Apostle of the Saracens, Bishop of the Saracens, Venerable
- Born: border region between Egypt and Syria
- Died: c. 389
- Venerated in: Eastern Orthodox Church, Roman Catholic Church
- Feast: 7 February

= Moses (bishop of the Arabs) =

4th century Arab Christian religious leader

Moses or Saint Moses spent many years in the 4th century as a hermit on the fringes of the Roman empire between Egypt and Syria, before becoming the first Arab bishop of the Arab people. As he was well respected for his piety, faith, and alleged performance of miracles, Mavia, an Arab warrior-queen, made his consecration as bishop over her people a condition of any truce with Rome.

Moses had no fixed see after his consecration as bishop, journeying instead with his nomadic flock, converting many of them, and keeping peace between the different tribes and the Roman imperial authorities.

==Biography==
It is not known when he was born, but for some time in the 4th century, Moses, like his ancient namesake, spent many years travelling and preaching in the wilderness in the border region between Egypt and Syria. His life of preaching attracted him a large following among eastern Miaphysites in general and Arabs in particular. This reputation was noted by Socrates of Constantinople, who describes him as "a Saracen by birth, who led a monastic life in the desert", who had become "exceedingly eminent for his piety, faith and miracles." Socrates' description of Moses comes by way of his retelling of the exploits of Queen Mavia, who promised to end her armed revolt against the Roman empire on the condition that Moses be "constituted bishop over her nation."
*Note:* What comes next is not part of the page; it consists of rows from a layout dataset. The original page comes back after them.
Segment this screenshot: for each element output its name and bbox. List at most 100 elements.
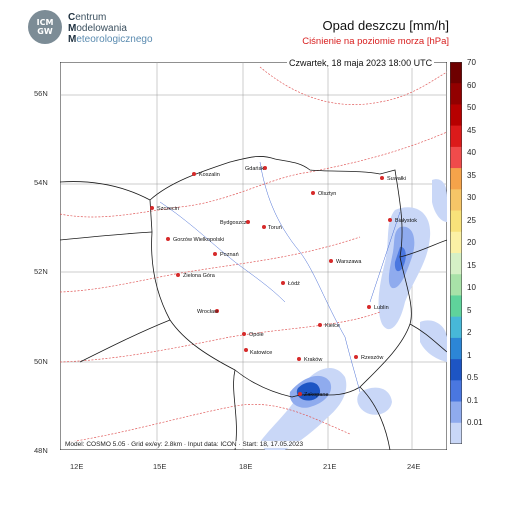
colorbar-swatch [450,337,462,360]
city-marker: Warszawa [329,259,362,265]
logo: ICM GW Centrum Modelowania Meteorologicz… [28,10,208,50]
city-marker: Suwałki [380,176,406,182]
isobars [60,66,447,443]
city-label: Łódź [288,281,300,287]
city-label: Olsztyn [318,191,336,197]
logo-text: Centrum Modelowania Meteorologicznego [68,12,153,45]
city-marker: Olsztyn [311,191,336,197]
country-borders [60,156,447,450]
city-label: Warszawa [336,259,362,265]
colorbar-swatch [450,62,462,84]
colorbar-tick-label: 70 [467,58,476,67]
colorbar-swatch [450,125,462,148]
colorbar-tick-label: 0.5 [467,373,479,382]
city-label: Bydgoszcz [220,220,247,226]
logo-mark: ICM GW [28,10,62,44]
city-label: Koszalin [199,172,220,178]
colorbar-tick-label: 60 [467,80,476,90]
city-label: Rzeszów [361,355,383,361]
city-marker: Rzeszów [354,355,383,361]
colorbar-swatch [450,422,462,444]
colorbar-tick-label: 1 [467,350,472,360]
city-label: Opole [249,332,264,338]
city-marker: Wrocław [197,309,219,315]
city-marker: Lublin [367,305,389,311]
lat-label: 50N [34,357,48,366]
map-subtitle: Ciśnienie na poziomie morza [hPa] [302,36,449,47]
city-label: Gorzów Wielkopolski [173,237,224,243]
logo-line-3: Meteorologicznego [68,34,153,45]
city-marker: Toruń [262,225,282,231]
colorbar-tick-label: 20 [467,238,476,247]
colorbar-frame [450,62,462,444]
colorbar-labels: 70 60 50 45 40 35 30 25 20 15 10 5 2 1 0.5 0.1 0.01 [467,58,507,454]
city-label: Białystok [395,218,417,224]
logo-line-1: Centrum [68,12,107,23]
city-marker: Opole [242,332,264,338]
city-marker: Bydgoszcz [220,220,250,226]
city-label: Suwałki [387,176,406,182]
city-marker: Szczecin [150,206,179,212]
colorbar-swatch [450,380,462,402]
colorbar-swatch [450,210,462,233]
colorbar-tick-label: 35 [467,170,476,180]
lon-label: 18E [239,462,253,471]
city-marker: Zakopane [298,392,328,398]
city-marker: Łódź [281,281,300,287]
colorbar-swatch [450,104,462,126]
city-label: Wrocław [197,309,218,315]
city-label: Zakopane [304,392,328,398]
precipitation-map: Gdańsk Koszalin Olsztyn Suwałki Szczecin… [60,62,447,450]
lat-label: 54N [34,178,48,187]
colorbar-tick-label: 0.1 [467,395,479,405]
city-label: Gdańsk [245,166,264,172]
city-marker: Kielce [318,323,340,329]
colorbar-swatch [450,168,462,190]
city-marker: Zielona Góra [176,273,216,279]
colorbar-tick-label: 30 [467,193,476,202]
colorbar-swatch [450,146,462,169]
lat-label: 48N [34,446,48,455]
forecast-datetime: Czwartek, 18 maja 2023 18:00 UTC [287,58,435,68]
cities: Gdańsk Koszalin Olsztyn Suwałki Szczecin… [150,166,417,398]
city-label: Lublin [374,305,389,311]
lon-label: 24E [407,462,421,471]
city-label: Toruń [268,225,282,231]
city-marker: Gdańsk [245,166,267,172]
city-label: Katowice [250,350,272,356]
city-label: Kielce [325,323,340,329]
city-marker: Białystok [388,218,417,224]
city-marker: Poznań [213,252,239,258]
logo-line-2: Modelowania [68,23,127,34]
colorbar-swatch [450,189,462,211]
colorbar-tick-label: 50 [467,103,476,112]
city-marker: Gorzów Wielkopolski [166,237,224,243]
city-label: Kraków [304,357,322,363]
city-marker: Koszalin [192,172,220,178]
lat-label: 52N [34,267,48,276]
colorbar-swatch [450,274,462,296]
lon-label: 15E [153,462,167,471]
city-marker: Kraków [297,357,322,363]
colorbar-swatch [450,359,462,381]
map-border [60,62,447,450]
city-label: Szczecin [157,206,179,212]
colorbar-tick-label: 5 [467,305,472,315]
colorbar-tick-label: 40 [467,148,476,157]
colorbar-tick-label: 15 [467,260,476,270]
colorbar-tick-label: 2 [467,328,472,337]
rivers [159,161,401,393]
colorbar-swatch [450,316,462,339]
colorbar-swatch [450,253,462,275]
colorbar-swatch [450,83,462,105]
colorbar-tick-label: 0.01 [467,418,483,427]
city-marker: Katowice [244,348,272,356]
colorbar-tick-label: 25 [467,215,476,225]
city-label: Poznań [220,252,239,258]
map-title: Opad deszczu [mm/h] [322,18,449,33]
colorbar-tick-label: 10 [467,283,476,292]
colorbar [450,62,462,444]
lat-label: 56N [34,89,48,98]
colorbar-swatch [450,295,462,317]
city-label: Zielona Góra [183,273,216,279]
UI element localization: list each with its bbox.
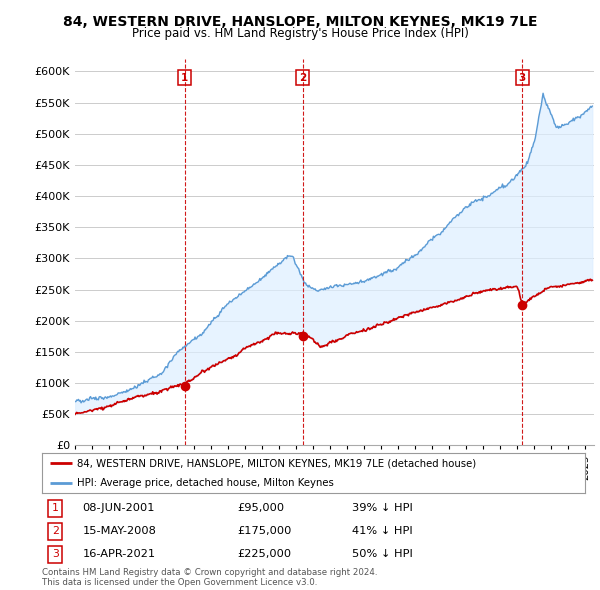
Text: 3: 3 [519,73,526,83]
Text: £225,000: £225,000 [238,549,292,559]
Text: 84, WESTERN DRIVE, HANSLOPE, MILTON KEYNES, MK19 7LE (detached house): 84, WESTERN DRIVE, HANSLOPE, MILTON KEYN… [77,458,476,468]
Text: 84, WESTERN DRIVE, HANSLOPE, MILTON KEYNES, MK19 7LE: 84, WESTERN DRIVE, HANSLOPE, MILTON KEYN… [63,15,537,29]
Text: 50% ↓ HPI: 50% ↓ HPI [352,549,412,559]
Text: 39% ↓ HPI: 39% ↓ HPI [352,503,412,513]
Text: HPI: Average price, detached house, Milton Keynes: HPI: Average price, detached house, Milt… [77,478,334,487]
Text: 2: 2 [299,73,306,83]
Text: 1: 1 [52,503,59,513]
Text: 15-MAY-2008: 15-MAY-2008 [83,526,157,536]
Text: 2: 2 [52,526,59,536]
Text: 16-APR-2021: 16-APR-2021 [83,549,156,559]
Text: Contains HM Land Registry data © Crown copyright and database right 2024.
This d: Contains HM Land Registry data © Crown c… [42,568,377,587]
Text: Price paid vs. HM Land Registry's House Price Index (HPI): Price paid vs. HM Land Registry's House … [131,27,469,40]
Text: £95,000: £95,000 [238,503,284,513]
Text: 08-JUN-2001: 08-JUN-2001 [83,503,155,513]
Text: £175,000: £175,000 [238,526,292,536]
Text: 41% ↓ HPI: 41% ↓ HPI [352,526,412,536]
Text: 3: 3 [52,549,59,559]
Text: 1: 1 [181,73,188,83]
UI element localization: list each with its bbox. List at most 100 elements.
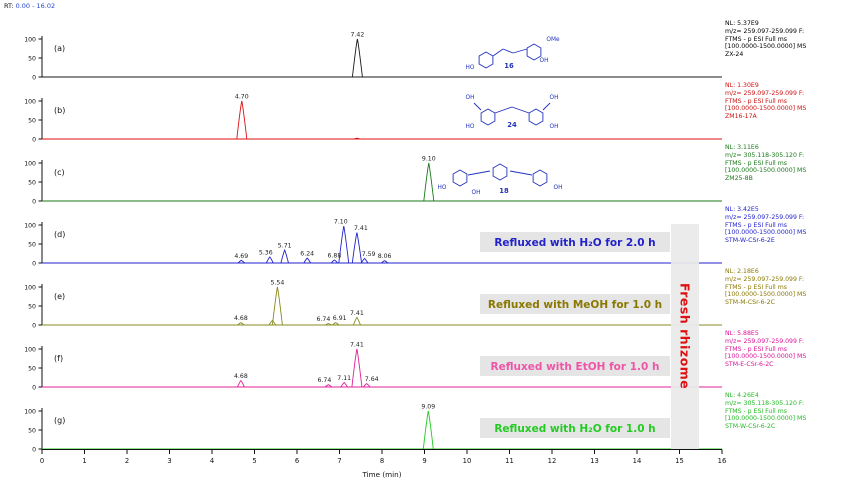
info-line: m/z= 305.118-305.120 F: (725, 151, 805, 159)
info-line: FTMS - p ESI Full ms (725, 221, 787, 229)
peak-rt-label: 9.10 (422, 156, 436, 163)
annotation-box (480, 356, 670, 376)
info-line: [100.0000-1500.0000] MS (725, 167, 807, 175)
compound-number: 16 (504, 62, 514, 70)
x-tick-label: 5 (252, 457, 256, 465)
x-tick-label: 0 (40, 457, 44, 465)
bond-line (502, 48, 514, 54)
x-tick-label: 15 (675, 457, 684, 465)
y-tick-label: 0 (32, 446, 36, 453)
peak-trace (351, 348, 363, 388)
x-tick-label: 7 (337, 457, 341, 465)
info-line: STM-W-CSr-6-2E (725, 237, 775, 245)
peak-rt-label: 7.10 (334, 219, 348, 226)
x-tick-label: 4 (210, 457, 214, 465)
info-line: FTMS - p ESI Full ms (725, 159, 787, 167)
scan-info-f: NL: 5.88E5 m/z= 259.097-259.099 F: FTMS - … (725, 330, 846, 369)
compound-number: 18 (499, 187, 509, 195)
info-line: [100.0000-1500.0000] MS (725, 415, 807, 423)
peak-trace (423, 162, 435, 202)
bond-line (512, 48, 528, 54)
substituent-label: OH (540, 58, 549, 64)
scan-info-a: NL: 5.37E9 m/z= 259.097-259.099 F: FTMS - … (725, 20, 846, 59)
peak-rt-label: 6.91 (333, 315, 347, 322)
annotation-label: Refluxed with H₂O for 1.0 h (494, 423, 655, 435)
compound-number: 24 (507, 121, 517, 129)
y-tick-label: 0 (32, 260, 36, 267)
info-line: m/z= 259.097-259.099 F: (725, 213, 805, 221)
chromatogram-panel-b: 0 50 100 4.70 (b) OH OH HO OH 24 (24, 94, 722, 143)
y-tick-label: 100 (24, 346, 36, 353)
peak-trace (268, 319, 277, 326)
substituent-label: HO (466, 124, 475, 130)
info-line: m/z= 259.097-259.099 F: (725, 275, 805, 283)
x-tick-label: 10 (463, 457, 472, 465)
x-tick-label: 1 (82, 457, 86, 465)
y-tick-label: 50 (28, 427, 36, 434)
bond-line (509, 170, 533, 176)
peak-trace (338, 226, 350, 264)
y-tick-label: 100 (24, 36, 36, 43)
peak-trace (422, 410, 434, 450)
x-tick-label: 6 (295, 457, 299, 465)
substituent-label: HO (466, 65, 475, 71)
y-tick-label: 100 (24, 160, 36, 167)
scan-info-d: NL: 3.42E5 m/z= 259.097-259.099 F: FTMS - … (725, 206, 846, 245)
peak-trace (265, 256, 274, 264)
benzene-ring (492, 163, 508, 181)
scan-info-b: NL: 1.30E9 m/z= 259.097-259.099 F: FTMS - … (725, 82, 846, 121)
x-axis-title: Time (min) (361, 470, 401, 479)
peak-rt-label: 6.24 (300, 251, 314, 258)
peak-trace (237, 322, 245, 326)
benzene-ring (526, 43, 542, 61)
info-line: NL: 3.42E5 (725, 206, 759, 213)
substituent-label: OH (466, 95, 475, 101)
y-tick-label: 50 (28, 241, 36, 248)
peak-rt-label: 8.06 (378, 253, 392, 260)
panel-letter: (b) (54, 106, 65, 115)
peak-rt-label: 4.68 (234, 373, 248, 380)
peak-trace (380, 260, 389, 264)
info-line: [100.0000-1500.0000] MS (725, 229, 807, 237)
info-line: [100.0000-1500.0000] MS (725, 291, 807, 299)
peak-trace (324, 384, 333, 388)
info-line: FTMS - p ESI Full ms (725, 97, 787, 105)
y-tick-label: 100 (24, 408, 36, 415)
y-tick-label: 0 (32, 74, 36, 81)
benzene-ring (452, 169, 468, 187)
y-tick-label: 50 (28, 303, 36, 310)
peak-rt-label: 6.88 (328, 253, 342, 260)
panel-letter: (d) (54, 230, 65, 239)
info-line: FTMS - p ESI Full ms (725, 283, 787, 291)
scan-info-c: NL: 3.11E6 m/z= 305.118-305.120 F: FTMS - … (725, 144, 846, 183)
peak-rt-label: 7.41 (350, 342, 364, 349)
info-line: m/z= 259.097-259.099 F: (725, 337, 805, 345)
peak-trace (236, 379, 245, 388)
substituent-label: OH (554, 185, 563, 191)
info-line: ZX-24 (725, 51, 744, 59)
peak-rt-label: 5.36 (259, 249, 273, 256)
bond-line (492, 48, 504, 57)
peak-trace (351, 232, 363, 264)
annotation-box (480, 232, 670, 252)
panel-letter: (g) (54, 416, 65, 425)
peak-rt-label: 5.71 (278, 243, 292, 250)
x-tick-label: 14 (633, 457, 642, 465)
peak-trace (280, 249, 289, 264)
peak-rt-label: 7.41 (350, 310, 364, 317)
y-tick-label: 50 (28, 365, 36, 372)
info-line: NL: 4.26E4 (725, 392, 759, 399)
peak-rt-label: 7.11 (337, 375, 351, 382)
substituent-label: OH (472, 190, 481, 196)
x-tick-label: 12 (548, 457, 557, 465)
fresh-rhizome-strip: Fresh rhizome (671, 224, 699, 449)
peak-trace (352, 316, 361, 326)
info-line: STM-W-CSr-6-2C (725, 423, 776, 431)
substituent-label: OH (550, 124, 559, 130)
peak-rt-label: 6.74 (318, 377, 332, 384)
info-line: STM-E-CSr-6-2C (725, 361, 774, 369)
x-tick-label: 16 (718, 457, 727, 465)
peak-rt-label: 7.64 (365, 376, 379, 383)
peak-trace (351, 38, 363, 78)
Valens, the Roman emperor, had no choice but to accept. Mavia's forces, originating in southern Syria, had defeated those of Rome's on multiple occasions, marching through Palestine and Phoenicia, to reaching the frontier with Egypt. Moses also refused to be ordained by the Arian patriarchal see at Alexandria, choosing to be consecrated by chalcedonian bishops living in exile instead. In some accounts, Moses is said to have been nabbed by Roman imperial troops to be taken to be ordained. It is for this reason that he is sometimes confused with Moses the Black, another saint of the region, who is thought to have died some sixty years after he did.

==Notable mentions in history==
Pope Gregory III (731-741) recalled the example of Moses as a monk turned bishop, in a dialogue with the nephew of St. Boniface, when trying to convince him to join his uncle at the German mission. Irfan Shahid writes: "Thus an Arab monk bishop was presented as a model for the English saint."